La conférence que l'écrivain devait donner dans de nombreuses villes américaines au cours de ce voyage portait le titre contrefactuel « De la victoire à venir de la démocratie », à une époque où la société ouverte était le plus menacée. C'est précisément parce que la démocratie « n'est pas un bien assuré aujourd’hui », mais qu'elle est attaquée, menacée de l'intérieur et de l'extérieur, qu'une « autodétermination de la démocratie » est nécessaire. Selon Thomas Mann, la liberté doit découvrir « sa virilité », elle doit « prendre les armes et se défendre contre ses ennemis mortels ». Le discours se termine sur la fameuse phrase selon laquelle le monde doit enfin comprendre « qu'avec un pacifisme qui admet ne vouloir la guerre à aucun prix, il provoque la guerre au lieu de la bannir ».

Dictum contre les illusionnistes pacifistes

On peut qualifier ce dictum contre les illusionnistes pacifistes de clairvoyant, car il anticipait, six mois avant les accords de Munich, la conséquence fatale de la politique d'apaisement des démocraties occidentales. En cédant les Sudètes à Hitler, à l’insu ou contre la volonté de la Tchécoslovaquie, elles ont provoqué la guerre au lieu de la bannir.

On est toujours plus intelligent après coup. Avant, d’aucuns pensaient pouvoir apaiser l'agresseur par des négociations et des concessions. Selon Thomas Mann, c’est à l'époque où les nazis n'étaient pas encore au pouvoir qu’il aurait fallu faire des concessions à l'Allemagne. Il a également déclaré que des concessions seraient nécessaires après la chute d'Hitler : « Mais à l'heure actuelle, satisfaire les revendications de l'Allemagne signifie porter un coup cruel et décourageant aux forces de la liberté et de la paix au sein du peuple allemand. »

Il est considéré comme ahistorique de tracer une ligne directe entre l'année 1938 et l'année 2022. C’est vrai. Toutefois, compte tenu des menaces qui pèsent aujourd'hui sur la démocratie libérale, il convient de se demander si la défense de la liberté ne se montre pas trop prudente et pusillanime.

En effet, cela fait longtemps que la liberté dans le monde n'a pas été aussi menacée qu'aujourd'hui. Selon le groupe de réflexion Freedom House, basé à Washington, seuls 20 % des États du monde peuvent être qualifiés de « libres ». Deux fois plus sont considérés comme « non libres », tandis que près de 40 % sont jugés au mieux « partiellement libres ». Ces chiffres se réfèrent à l'année 2020.

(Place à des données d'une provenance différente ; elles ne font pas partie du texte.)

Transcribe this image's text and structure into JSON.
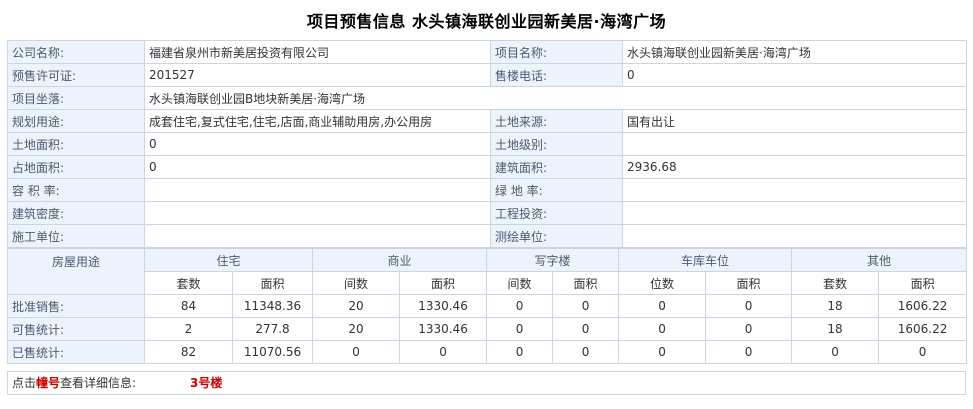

Depuis, les opposants à la liberté ne dominent pas seulement en Russie, en Chine, en Inde et dans un certain nombre de pays d'Europe de l'Est. Les impacts de cette situation se rapprochent de nous. La Suède, le « Folkhem », qui a longtemps représenté pour beaucoup l'idéal d'une société égalitaire et pacifique, sera bientôt gouvernée par un parti qui accepte pour cela l'aide de populistes racistes. Et en Italie, le week-end dernier, une candidate s'est rapprochée du poste de premier ministre en voulant normaliser la symbolique des fascistes de Mussolini (note de la rédaction de goethe.de : les références temporelles renvoient à la date de la première publication du texte : 26.9.2022).

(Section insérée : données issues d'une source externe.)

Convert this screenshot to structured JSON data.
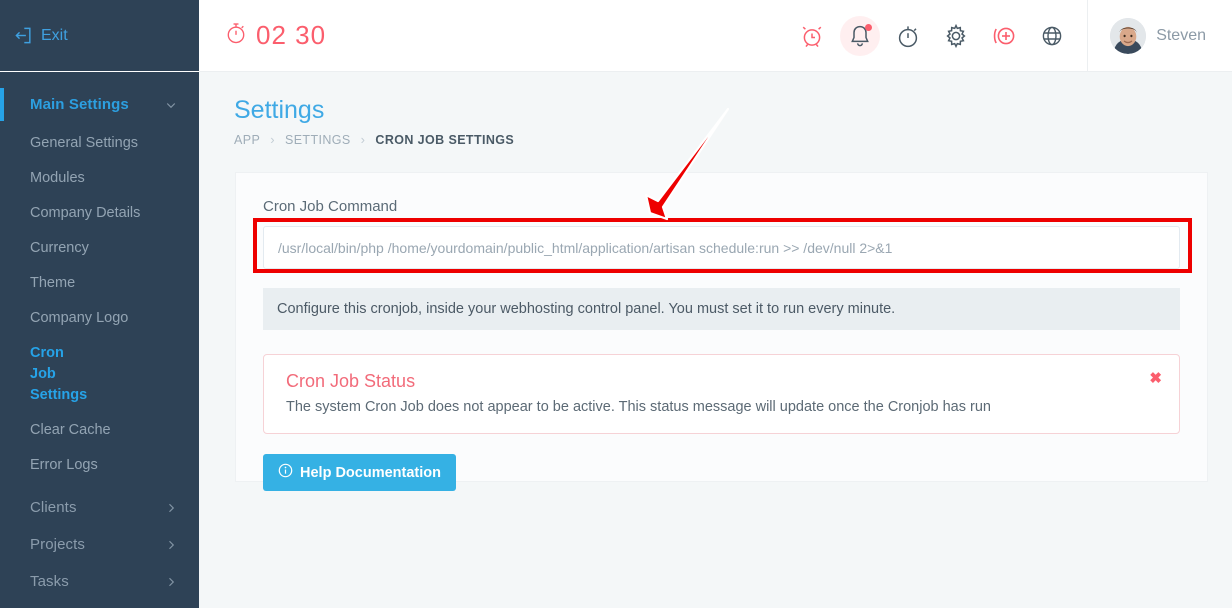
{
  "sidebar": {
    "exit": {
      "label": "Exit",
      "icon": "exit-icon"
    },
    "groups": [
      {
        "label": "Main Settings",
        "icon": "chevron-down-icon",
        "active": true,
        "items": [
          "General Settings",
          "Modules",
          "Company Details",
          "Currency",
          "Theme",
          "Company Logo",
          "Cron Job Settings",
          "Clear Cache",
          "Error Logs"
        ],
        "current": "Cron Job Settings"
      },
      {
        "label": "Clients",
        "icon": "chevron-right-icon",
        "active": false
      },
      {
        "label": "Projects",
        "icon": "chevron-right-icon",
        "active": false
      },
      {
        "label": "Tasks",
        "icon": "chevron-right-icon",
        "active": false
      }
    ]
  },
  "header": {
    "timer": {
      "value": "02 30",
      "icon": "stopwatch-icon"
    },
    "icons": [
      {
        "name": "alarm-clock-icon",
        "color": "#fb5e6d"
      },
      {
        "name": "bell-icon",
        "color": "#4a5a66",
        "badge": true
      },
      {
        "name": "timer-icon",
        "color": "#4a5a66"
      },
      {
        "name": "gear-icon",
        "color": "#4a5a66"
      },
      {
        "name": "plus-circle-icon",
        "color": "#fb5e6d"
      },
      {
        "name": "globe-icon",
        "color": "#4a5a66"
      }
    ],
    "user": {
      "name": "Steven",
      "avatar": "avatar"
    }
  },
  "page": {
    "title": "Settings",
    "breadcrumb": [
      "APP",
      "SETTINGS",
      "CRON JOB SETTINGS"
    ]
  },
  "form": {
    "command_label": "Cron Job Command",
    "command_value": "/usr/local/bin/php /home/yourdomain/public_html/application/artisan schedule:run >> /dev/null 2>&1",
    "command_placeholder": "/usr/local/bin/php /home/yourdomain/public_html/application/artisan schedule:run >> /dev/null 2>&1",
    "note": "Configure this cronjob, inside your webhosting control panel. You must set it to run every minute.",
    "status": {
      "title": "Cron Job Status",
      "message": "The system Cron Job does not appear to be active. This status message will update once the Cronjob has run",
      "close": "✖"
    },
    "help_button": "Help Documentation"
  },
  "annotations": {
    "highlight_color": "#ee0000",
    "arrow_color": "#ee0000"
  }
}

La haine de la droite, l’intolérance de la gauche

Au climat d'absence de liberté provenant de la droite correspond une ambiance qui se radicalise à gauche et qui, partant des universités, ne génère qu'intolérance et haine au nom de l'antiracisme et de la justice. « Dans les médias libéraux, un mot de travers peut mettre fin à des carrières, un climat de peur règne dans les universités, les entreprises licencient les collaborateurs qui s'opposent au nouvel esprit du temps », écrit René Pfister dans son livre Ein falsches Wort (traduction littérale : Un mot de travers). Il montre dans quelle mesure une politique identitaire de gauche menace notre liberté d'expression.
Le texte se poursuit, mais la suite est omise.